Self-avoiding property of finite approximations
Under the Properties heading, the article says
- Peano's original construction is self-contacting at all finite approximations, but Hilbert's construction is self-avoiding for all finite approximations.
But this is not true: First, Peano's original construction does not even use finite approximations. Instead, it is defined directly in terms of the trinary digits of the argument (!). Second, his construction could be described in terms of self-avoiding finite approximations, as the figure in the article clearly shows. And third, properties of finite approximations are not properties of the curve, so they don't belong under the Properties heading anyway. Accordingly, I am going to delete the statement. Hanche 16:37, 2 September 2007 (UTC)

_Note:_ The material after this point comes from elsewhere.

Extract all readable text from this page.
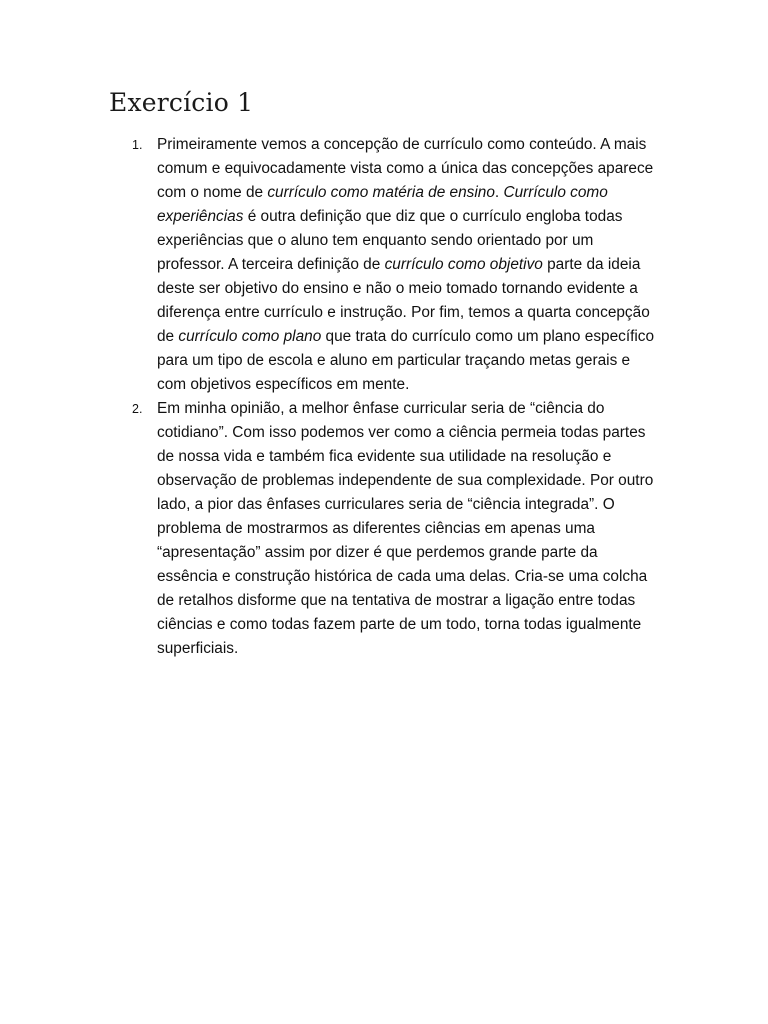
Exercício 1
1. Primeiramente vemos a concepção de currículo como conteúdo. A mais comum e equivocadamente vista como a única das concepções aparece com o nome de currículo como matéria de ensino. Currículo como experiências é outra definição que diz que o currículo engloba todas experiências que o aluno tem enquanto sendo orientado por um professor. A terceira definição de currículo como objetivo parte da ideia deste ser objetivo do ensino e não o meio tomado tornando evidente a diferença entre currículo e instrução. Por fim, temos a quarta concepção de currículo como plano que trata do currículo como um plano específico para um tipo de escola e aluno em particular traçando metas gerais e com objetivos específicos em mente.
2. Em minha opinião, a melhor ênfase curricular seria de “ciência do cotidiano”. Com isso podemos ver como a ciência permeia todas partes de nossa vida e também fica evidente sua utilidade na resolução e observação de problemas independente de sua complexidade. Por outro lado, a pior das ênfases curriculares seria de “ciência integrada”. O problema de mostrarmos as diferentes ciências em apenas uma “apresentação” assim por dizer é que perdemos grande parte da essência e construção histórica de cada uma delas. Cria-se uma colcha de retalhos disforme que na tentativa de mostrar a ligação entre todas ciências e como todas fazem parte de um todo, torna todas igualmente superficiais.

Proof that a square and its side contain the same number of points
The formal proof kindly provided by JRSpriggs (around which I built this section) involves the definition of a right-inverse which seems not to be a ("proper") function, because it yields nonunique results... This is because the original space-filling curve is self-intersecting. Was I clear enough? Am I right? Is this right inverse compatible with Cantor–Bernstein–Schroeder theorem? Paolo.dL 15:19, 7 September 2007 (UTC)
- Using the axiom of choice, we can get a right inverse to any surjective function. In fact, asserting the existence of an inverse to every surjective function is AC. I sense there might be away to get around AC by using directly some sort of dual to C-B-S, but I doubt there's actually a constructive proof. Depends what you call "proper" I guess. --192.75.48.150 17:40, 7 September 2007 (UTC)